As I watched her gaze plaintively at the ceiling, I was reminded of the time she got hammered and confessed that she often daydreamed about Goethe, da Vinci and Pacioli palling around in the afterlife, discoursing about art, science and the meaning of life. I knew that in her imaginings she was right there with them. But instead, she was here in this office with a rhinoceros.
With her eyes shut and her head still pitched backward, Mary whispered, “Double-entry bookkeeping is a testament to the human spirit.” A tear leaked from her closed right eye. “It contains a holy harmony. It’s among humanity’s greatest achievements. Like a stirring painting or a moving poem, it has launched us one step closer to the divine.”
The rhino turned to her and said, “Look, lady, I don’t really care about holy harmonies or human achievements.
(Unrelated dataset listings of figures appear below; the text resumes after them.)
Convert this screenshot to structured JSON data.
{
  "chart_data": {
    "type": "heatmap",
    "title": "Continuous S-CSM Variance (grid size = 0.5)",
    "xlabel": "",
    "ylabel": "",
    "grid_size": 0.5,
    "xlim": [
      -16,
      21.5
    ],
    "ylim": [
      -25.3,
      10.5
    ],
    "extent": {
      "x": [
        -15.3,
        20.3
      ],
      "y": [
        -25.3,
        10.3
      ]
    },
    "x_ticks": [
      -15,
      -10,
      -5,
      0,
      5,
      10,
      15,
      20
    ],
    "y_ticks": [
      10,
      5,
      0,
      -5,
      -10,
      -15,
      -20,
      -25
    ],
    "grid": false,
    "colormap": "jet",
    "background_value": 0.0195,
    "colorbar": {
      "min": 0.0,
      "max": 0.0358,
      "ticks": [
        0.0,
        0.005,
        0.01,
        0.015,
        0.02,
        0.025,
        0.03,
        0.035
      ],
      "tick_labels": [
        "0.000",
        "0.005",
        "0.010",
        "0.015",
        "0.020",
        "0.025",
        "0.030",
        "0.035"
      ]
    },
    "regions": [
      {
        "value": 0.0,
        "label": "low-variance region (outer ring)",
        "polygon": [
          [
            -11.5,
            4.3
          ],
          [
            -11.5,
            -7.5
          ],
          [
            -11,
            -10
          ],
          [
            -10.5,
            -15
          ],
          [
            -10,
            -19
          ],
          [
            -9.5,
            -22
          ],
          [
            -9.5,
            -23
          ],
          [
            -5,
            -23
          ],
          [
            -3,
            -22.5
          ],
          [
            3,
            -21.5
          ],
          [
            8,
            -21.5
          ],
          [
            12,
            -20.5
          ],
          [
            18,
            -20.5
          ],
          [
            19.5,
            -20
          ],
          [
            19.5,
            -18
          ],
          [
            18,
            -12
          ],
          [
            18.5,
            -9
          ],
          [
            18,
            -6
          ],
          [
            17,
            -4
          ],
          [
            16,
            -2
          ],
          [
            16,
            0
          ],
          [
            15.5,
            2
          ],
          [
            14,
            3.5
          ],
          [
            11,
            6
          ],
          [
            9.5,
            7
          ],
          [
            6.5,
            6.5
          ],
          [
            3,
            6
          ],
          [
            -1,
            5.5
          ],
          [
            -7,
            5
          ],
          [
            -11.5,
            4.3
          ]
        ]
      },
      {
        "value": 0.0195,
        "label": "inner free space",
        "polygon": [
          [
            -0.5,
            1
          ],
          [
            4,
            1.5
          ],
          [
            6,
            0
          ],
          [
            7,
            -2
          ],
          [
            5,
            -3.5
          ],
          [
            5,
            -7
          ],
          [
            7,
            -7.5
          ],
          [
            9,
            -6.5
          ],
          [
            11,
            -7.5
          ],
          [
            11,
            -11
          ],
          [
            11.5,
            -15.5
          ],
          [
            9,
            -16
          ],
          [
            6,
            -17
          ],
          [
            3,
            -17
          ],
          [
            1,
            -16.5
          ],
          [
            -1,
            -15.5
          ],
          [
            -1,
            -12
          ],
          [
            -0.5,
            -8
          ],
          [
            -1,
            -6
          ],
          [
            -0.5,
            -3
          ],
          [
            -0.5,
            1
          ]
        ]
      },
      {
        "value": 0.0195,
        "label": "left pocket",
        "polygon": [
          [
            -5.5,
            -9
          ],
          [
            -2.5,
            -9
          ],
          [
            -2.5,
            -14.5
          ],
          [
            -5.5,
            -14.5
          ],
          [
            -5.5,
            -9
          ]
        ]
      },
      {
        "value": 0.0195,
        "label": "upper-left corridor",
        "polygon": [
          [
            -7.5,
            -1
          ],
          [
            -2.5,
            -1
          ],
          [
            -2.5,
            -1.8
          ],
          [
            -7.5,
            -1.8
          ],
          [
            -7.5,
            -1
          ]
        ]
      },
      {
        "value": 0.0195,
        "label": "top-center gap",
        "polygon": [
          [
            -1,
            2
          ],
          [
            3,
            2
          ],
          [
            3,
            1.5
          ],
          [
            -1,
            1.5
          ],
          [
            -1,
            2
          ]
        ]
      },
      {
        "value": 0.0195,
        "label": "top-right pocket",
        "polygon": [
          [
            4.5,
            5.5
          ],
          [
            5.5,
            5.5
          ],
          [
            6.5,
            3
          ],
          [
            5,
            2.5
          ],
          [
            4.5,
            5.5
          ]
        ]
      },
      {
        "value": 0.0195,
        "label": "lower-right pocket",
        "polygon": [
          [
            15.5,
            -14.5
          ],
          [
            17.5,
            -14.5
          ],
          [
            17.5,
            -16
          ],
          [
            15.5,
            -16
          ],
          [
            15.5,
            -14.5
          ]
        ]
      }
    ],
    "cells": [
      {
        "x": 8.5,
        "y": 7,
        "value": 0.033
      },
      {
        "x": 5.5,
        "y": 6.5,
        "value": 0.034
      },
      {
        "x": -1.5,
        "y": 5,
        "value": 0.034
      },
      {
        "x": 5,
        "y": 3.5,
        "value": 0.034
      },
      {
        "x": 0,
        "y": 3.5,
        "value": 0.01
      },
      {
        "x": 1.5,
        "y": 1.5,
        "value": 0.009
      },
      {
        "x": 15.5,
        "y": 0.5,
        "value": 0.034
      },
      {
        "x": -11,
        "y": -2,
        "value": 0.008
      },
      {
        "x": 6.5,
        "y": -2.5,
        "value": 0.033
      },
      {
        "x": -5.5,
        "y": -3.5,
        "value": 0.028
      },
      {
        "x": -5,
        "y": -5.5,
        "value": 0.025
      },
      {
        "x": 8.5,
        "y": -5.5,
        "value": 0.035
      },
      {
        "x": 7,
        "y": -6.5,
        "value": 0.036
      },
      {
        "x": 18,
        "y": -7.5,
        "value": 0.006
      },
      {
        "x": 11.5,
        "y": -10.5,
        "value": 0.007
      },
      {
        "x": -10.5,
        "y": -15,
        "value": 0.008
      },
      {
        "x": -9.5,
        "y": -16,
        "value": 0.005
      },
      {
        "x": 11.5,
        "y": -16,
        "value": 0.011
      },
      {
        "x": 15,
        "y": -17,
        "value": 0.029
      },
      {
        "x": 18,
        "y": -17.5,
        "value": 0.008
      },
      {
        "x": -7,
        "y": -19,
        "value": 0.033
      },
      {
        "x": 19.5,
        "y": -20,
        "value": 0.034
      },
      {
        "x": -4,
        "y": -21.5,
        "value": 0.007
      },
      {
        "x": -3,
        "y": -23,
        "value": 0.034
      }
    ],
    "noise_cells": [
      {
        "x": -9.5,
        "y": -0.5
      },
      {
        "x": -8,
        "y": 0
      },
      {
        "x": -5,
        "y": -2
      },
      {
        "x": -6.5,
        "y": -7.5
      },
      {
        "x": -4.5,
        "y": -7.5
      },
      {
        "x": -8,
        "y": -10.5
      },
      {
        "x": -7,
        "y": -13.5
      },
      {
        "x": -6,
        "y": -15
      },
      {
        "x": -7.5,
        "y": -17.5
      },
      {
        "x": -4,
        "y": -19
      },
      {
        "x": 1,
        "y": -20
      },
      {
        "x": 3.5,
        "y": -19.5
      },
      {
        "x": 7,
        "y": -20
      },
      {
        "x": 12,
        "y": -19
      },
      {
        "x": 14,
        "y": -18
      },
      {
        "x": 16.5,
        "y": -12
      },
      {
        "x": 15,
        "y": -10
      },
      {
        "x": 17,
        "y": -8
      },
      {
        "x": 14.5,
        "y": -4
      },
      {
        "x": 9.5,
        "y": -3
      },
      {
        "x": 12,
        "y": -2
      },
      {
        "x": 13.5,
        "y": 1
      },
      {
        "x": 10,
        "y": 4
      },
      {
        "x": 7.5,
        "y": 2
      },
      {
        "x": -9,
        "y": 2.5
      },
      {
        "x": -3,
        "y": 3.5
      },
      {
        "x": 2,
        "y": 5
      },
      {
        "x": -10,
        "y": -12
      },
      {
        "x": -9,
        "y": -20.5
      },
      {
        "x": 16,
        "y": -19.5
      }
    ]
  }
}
I just care about not being shot in the flank and having my horn sawn off, you know? So I just want to sit here and pump out these corporate year-ends.”
***
Mary slammed back a Scotch and threw the empty tumbler into a cardboard box in her living room. She was being evicted at the end of the week.
“That rhino has no passion for accounting!” she cried. Her face was tear-stained, her makeup smeared. Her hair had shaken loose as she paced furiously.
“Not a lick,” I said.
“Didn’t even know da Vinci! Never heard of Goethe!” She paused to stare at a framed photograph of Goethe on the wall. She brushed her fingertips against his cheek and choked back a sob. Then she resumed ranting. “It’s an outrage! A goddamn outrage! What does a rhino know about the human spirit?”
“Not much.”
“And you,” she said, stabbing a finger into my chest. “You agree to work with someone like this? Honest to God, Jim, where’s your self-respect?”
Then she threw back another Scotch and passed out between the cardboard boxes on the floor.
***
A few months later, I heard Mary had died of a heart attack. When I arrived at work, I went straight into Feldenkirk’s office to pass along the news. But instead of Feldenkirk, I was greeted by the rhino.
“I’ve been promoted!” Steve said from behind the big wooden desk.
What could I say? I congratulated the guy, then told him about Mary and asked for funeral leave.
“Ooh, no can-do, Jim,” he said, flattening his red tie. “We need you here, crunching those numbers.” Then he explained the upcoming pay cuts. “But you know,” he said, putting a hoof on my shoulder and ushering me toward the door, “your friend Mary was right about one thing. There’s a holy harmony to this business, isn’t there? Work hard, get promoted. A debit and a credit, huh?”
He laughed lightly, then pushed me out of his office.
***
At the rhino’s old desk, which was Mary’s old desk, now sat a bird with a broken wing who pecked at her keyboard all day long. Joan and Gary from the other side of the office had been replaced by a pair of stray cats.
As I sat at my desk, listening to the pecking and the mewling that had supplanted lively office chatter, I thought about poor, dead Mary. I imagined her in the afterlife, seated at a table with Goethe and da Vinci, spending eternity in passionate dialogue.
Better off dead, I decided, because down here, in this office, there was no place left for a person of passion.